Rechte des Veranstalters
Der Veranstalter kann die Veranstaltung örtlich sowie terminlich bis eine Woche vor Beginn verlegen, wenn dies für die Festivalbesucher tolerierbar ist. Programmänderungen müssen den Festivalbesuchern so früh wie möglich bekannt gegeben werden. Auch nach Beginn des Festivals sind Absagen und Änderungen aus elementarem Grund möglich. Programmänderungen führen generell nicht zu Schadensersatzansprüchen der Festivalbesucher.
Auf dem kompletten Festivalgelände gilt das Hausrecht des Veranstalters. Dies kann auch durch vom Veranstalter beauftragte Dritte ausgeübt und eingefordert werden.

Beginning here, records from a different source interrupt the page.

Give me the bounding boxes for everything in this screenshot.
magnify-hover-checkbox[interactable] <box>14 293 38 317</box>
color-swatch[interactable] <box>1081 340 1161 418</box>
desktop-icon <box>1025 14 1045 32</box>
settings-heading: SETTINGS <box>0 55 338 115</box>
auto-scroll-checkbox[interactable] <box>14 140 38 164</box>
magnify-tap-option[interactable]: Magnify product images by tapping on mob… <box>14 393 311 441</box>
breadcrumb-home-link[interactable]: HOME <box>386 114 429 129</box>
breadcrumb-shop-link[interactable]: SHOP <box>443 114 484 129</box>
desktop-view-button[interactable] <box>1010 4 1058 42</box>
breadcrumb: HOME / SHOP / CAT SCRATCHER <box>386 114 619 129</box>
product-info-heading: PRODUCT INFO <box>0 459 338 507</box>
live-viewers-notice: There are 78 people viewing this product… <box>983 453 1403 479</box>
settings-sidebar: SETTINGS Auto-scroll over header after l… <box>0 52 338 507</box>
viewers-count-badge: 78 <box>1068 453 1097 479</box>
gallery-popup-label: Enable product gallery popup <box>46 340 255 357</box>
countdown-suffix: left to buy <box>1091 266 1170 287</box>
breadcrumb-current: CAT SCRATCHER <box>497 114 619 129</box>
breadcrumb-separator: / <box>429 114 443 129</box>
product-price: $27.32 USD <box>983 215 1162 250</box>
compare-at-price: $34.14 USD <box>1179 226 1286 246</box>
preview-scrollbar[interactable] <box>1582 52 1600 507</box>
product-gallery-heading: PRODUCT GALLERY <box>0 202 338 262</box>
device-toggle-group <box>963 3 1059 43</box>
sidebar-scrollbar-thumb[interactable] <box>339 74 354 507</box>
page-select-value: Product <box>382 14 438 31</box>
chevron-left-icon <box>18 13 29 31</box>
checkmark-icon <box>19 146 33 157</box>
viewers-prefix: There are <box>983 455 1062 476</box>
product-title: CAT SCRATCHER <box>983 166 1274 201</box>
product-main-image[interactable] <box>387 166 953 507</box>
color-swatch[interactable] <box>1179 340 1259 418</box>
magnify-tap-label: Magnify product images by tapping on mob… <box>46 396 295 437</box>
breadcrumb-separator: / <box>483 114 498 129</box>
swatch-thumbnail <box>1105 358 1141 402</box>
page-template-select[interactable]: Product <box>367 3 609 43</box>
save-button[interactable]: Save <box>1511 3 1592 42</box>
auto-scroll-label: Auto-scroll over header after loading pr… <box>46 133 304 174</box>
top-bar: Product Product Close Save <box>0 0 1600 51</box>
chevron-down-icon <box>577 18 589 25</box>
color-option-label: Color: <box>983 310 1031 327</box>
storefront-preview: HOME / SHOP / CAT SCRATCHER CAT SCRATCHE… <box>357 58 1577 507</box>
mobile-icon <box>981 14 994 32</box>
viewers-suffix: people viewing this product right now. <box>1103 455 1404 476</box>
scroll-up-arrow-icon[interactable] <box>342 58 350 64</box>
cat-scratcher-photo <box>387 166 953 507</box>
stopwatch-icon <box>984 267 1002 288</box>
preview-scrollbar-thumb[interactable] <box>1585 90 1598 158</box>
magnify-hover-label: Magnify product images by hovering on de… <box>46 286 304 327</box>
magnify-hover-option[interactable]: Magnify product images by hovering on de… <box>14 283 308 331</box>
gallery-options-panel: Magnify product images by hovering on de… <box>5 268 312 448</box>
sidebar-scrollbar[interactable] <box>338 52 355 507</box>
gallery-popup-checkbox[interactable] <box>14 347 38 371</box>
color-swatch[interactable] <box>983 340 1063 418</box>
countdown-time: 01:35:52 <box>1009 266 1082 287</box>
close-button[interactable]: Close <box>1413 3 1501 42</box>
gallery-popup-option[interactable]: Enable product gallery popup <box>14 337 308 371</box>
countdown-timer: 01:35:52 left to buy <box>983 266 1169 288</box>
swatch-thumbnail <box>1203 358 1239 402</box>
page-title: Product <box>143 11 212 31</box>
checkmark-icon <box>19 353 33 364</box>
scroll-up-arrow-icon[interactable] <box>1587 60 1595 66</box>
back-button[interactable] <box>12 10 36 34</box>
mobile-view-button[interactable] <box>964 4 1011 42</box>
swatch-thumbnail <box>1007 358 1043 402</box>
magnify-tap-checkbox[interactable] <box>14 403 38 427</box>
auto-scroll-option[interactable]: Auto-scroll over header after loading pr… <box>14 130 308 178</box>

Der Veranstalter behält sich das Recht vor, die Veranstaltung wegen höherer Gewalt, insbesondere bei Sturmwetterwarnungen oder Drohung von Terroranschlägen, auch kurzfristig abzusagen. Wird die Veranstaltung aus Gründen höherer Gewalt abgesagt besteht kein Anspruch auf Erstattung des Ticketpreises.
Bei Streitigkeiten auf vertraglicher oder gesetzlicher Grundlage wird, soweit gesetzlich zulässig, als Gerichtsstand Hamburg vereinbart. Es gilt das Recht der Bundesrepublik Deutschland.

Wenn einzelne Bestimmungen der AGB unwirksam werden, bleiben die übrigen Klauseln dennoch gesetzlich wirksam.